Baidu is often considered as China's Google, the core business of Alphabet (GOOGL - Get Report) It is similar to the company beyond search engine technology in that both like to invest broadly in businesses such as video streaming, autonomous driving and artificial intelligence. But the heavy investments have come with spiraling costs, which continue to erode its margins.
Baidu has particularly hemorrhaged money from its online-to-offline business Nuomi and video content site iQiyi. In June 2015, Baidu said it would invest $3 billion in its online-to-offline businesses over the next three years. Two days ahead of today's earnings, Baidu also announced that it had raised $1.53 billion from a consortium of private-equity investors including Hillhouse Capital, Boyu Capital, Run Liang Tai Fund, IDG Capital, Everbright-IDG Industrial Fund and Sequoia Capital to fund the growth of the Netflix (NFLX - Get Report) -like website. Baidu itself spent $332 million, almost 12% of its revenue, for the latest round of investment.
Given the rapid growth of live streaming in Asia, Baidu believes that investment in high quality content is the key to monetizing its user base. iQiyi, founded in 2010, has 481 million monthly active users as of December and counts Paramount Pictures, Twenty-First Century Fox (FOXA) and Lions Gate Entertainment as some of its global content partners. Baidu bought a controlling stake in iQiyi in 2013 and has been pushing for heavy content strategy ever since. Analysts believe that subscriber growth in iQiyi will be a key watching point in the earnings results today.

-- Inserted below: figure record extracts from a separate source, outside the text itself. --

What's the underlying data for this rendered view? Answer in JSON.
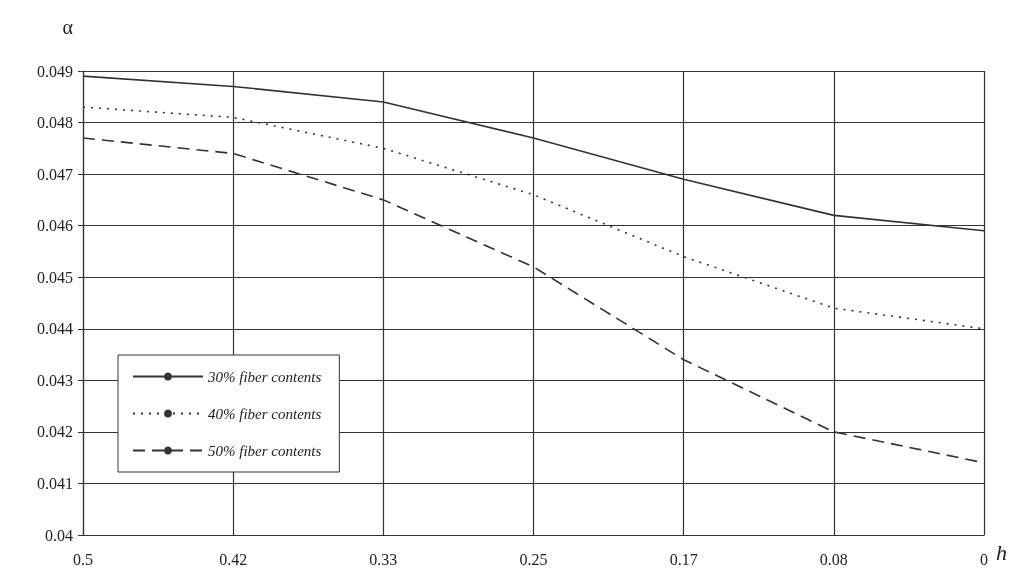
{
  "chart_data": {
    "type": "line",
    "xlabel": "h",
    "ylabel": "α",
    "categories": [
      "0.5",
      "0.42",
      "0.33",
      "0.25",
      "0.17",
      "0.08",
      "0"
    ],
    "series": [
      {
        "name": "30% fiber contents",
        "color": "#333333",
        "line_style": "solid",
        "values": [
          0.0489,
          0.0487,
          0.0484,
          0.0477,
          0.0469,
          0.0462,
          0.0459
        ]
      },
      {
        "name": "40% fiber contents",
        "color": "#333333",
        "line_style": "dotted",
        "values": [
          0.0483,
          0.0481,
          0.0475,
          0.0466,
          0.0454,
          0.0444,
          0.044
        ]
      },
      {
        "name": "50% fiber contents",
        "color": "#333333",
        "line_style": "dashed",
        "values": [
          0.0477,
          0.0474,
          0.0465,
          0.0452,
          0.0434,
          0.042,
          0.0414
        ]
      }
    ],
    "ylim": [
      0.04,
      0.049
    ],
    "yticks": [
      0.04,
      0.041,
      0.042,
      0.043,
      0.044,
      0.045,
      0.046,
      0.047,
      0.048,
      0.049
    ],
    "grid": true,
    "legend": "bottom left"
  }
}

Despite pumping money into its online-to-offline and video streaming services, Baidu is still facing pressure from Alibaba and Tencent. Alibaba's own online-to-offline service unit Koubei closed a $1.1 billion financing round led by Silver Lake, CDH Investments, Yunfeng Capital and Primavera Capita in January this year. Another Netflix-style Chinese video streaming site Youku Tudou, which Alibaba bought in October 2015 for $3.5 billion, is also battling for the attention of Chinese internet users as well as mobile and online advertisers. Youku Tudou claims 580 million users each month and has almost half of its advertising revenue coming from mobile, which poses a clear threat to iQiyi.Baidu itself seems to echo Wall Street's negative outlook too. Management expects revenues in the fourth quarter to come in the range range of RMB17.840 billion ($2.675 billion) to RMB18.380 billion ($2.756 billion), which would represent a 4.6% to 1.7% year-over-year decrease.